Le fondamentalisme, depuis vingt ans, allait de victoire en victoire. Il y avait bien des chercheurs pour annoncer, régulièrement, l’échec de l’islamisme radical. Il y avait des témoignages attestant de la sourde résistance des sociétés civiles à l’ordre des fous de Dieu.

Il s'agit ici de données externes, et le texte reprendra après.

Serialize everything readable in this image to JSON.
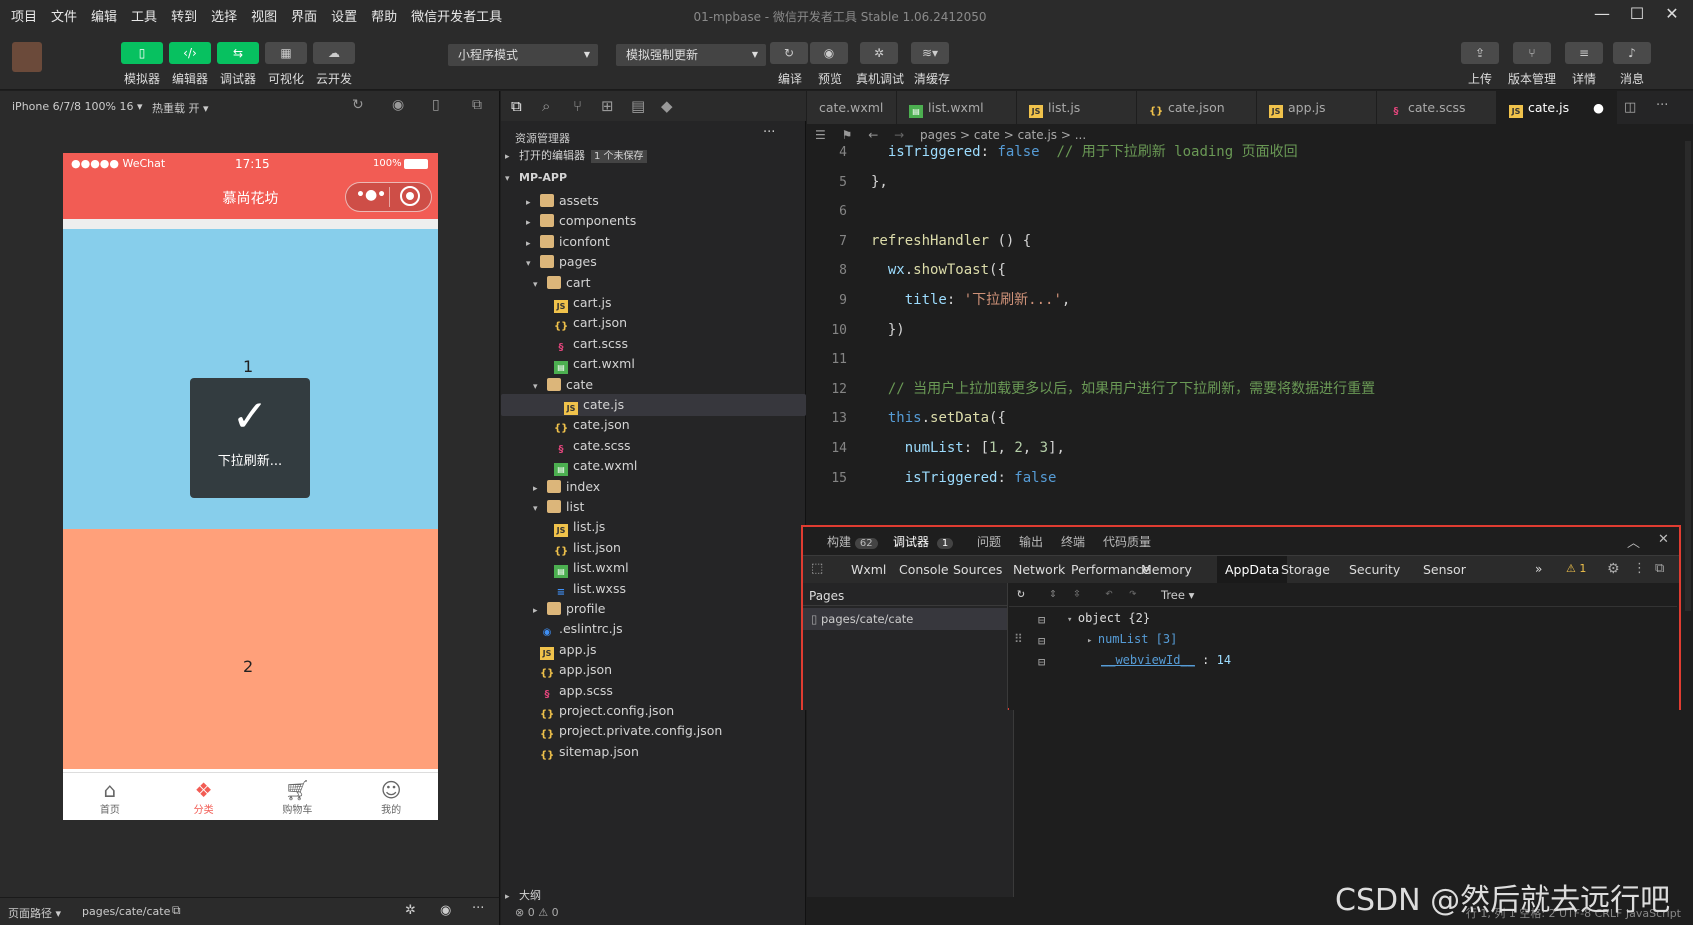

Mais enfin il progressait. Et, de l’Algérie au Soudan, de l’Afghanistan à l’Iran et au Hamas palestinien, l’histoire des dernières décennies semblait n’être que l’interminable chronique de ses victoires. Eh bien, là aussi, renversement. Là encore, coup de théâtre. Les talibans n’ont pas été seulement vaincus. Ils l’ont été sans combattre. Ils l’ont été piteusement, sans même un baroud d’honneur. Et l’image de ces combattants défaits que, de Damas à Tunis, la rue arabe avait auréolés de tous les prestiges, l’image de ces Saladins qui étaient censés mettre l’Amérique à genoux et qui, au premier coup de feu, ont détalé comme des poulets, n’a pu que stupéfier ceux qui se reconnaissaient en eux. Les talibans vengeurs de l’islam ? La foi en Allah, arme invincible ? La preuve est faite que non. Chacun a pu voir, de ses yeux voir, que le zèle fondamentaliste n’a rien pu contre les B-52 ni, plus humiliant encore, contre les va-nu-pieds de l’Alliance du Nord. Il a fallu se résoudre à l’idée, là aussi, que les héros n’étaient que des matamores et que le mouvement de l’Histoire n’allait plus nécessairement dans leur sens. Le fondamentalisme n’est pas vaincu. Mais il vient de connaître sa première vraie défaite militaire. Il vient d’enregistrer le premier coup d’arrêt à ce qui paraissait une irrépressible vague. Mieux qu’un symbole, une date. Mieux qu’une date, le commencement du reflux.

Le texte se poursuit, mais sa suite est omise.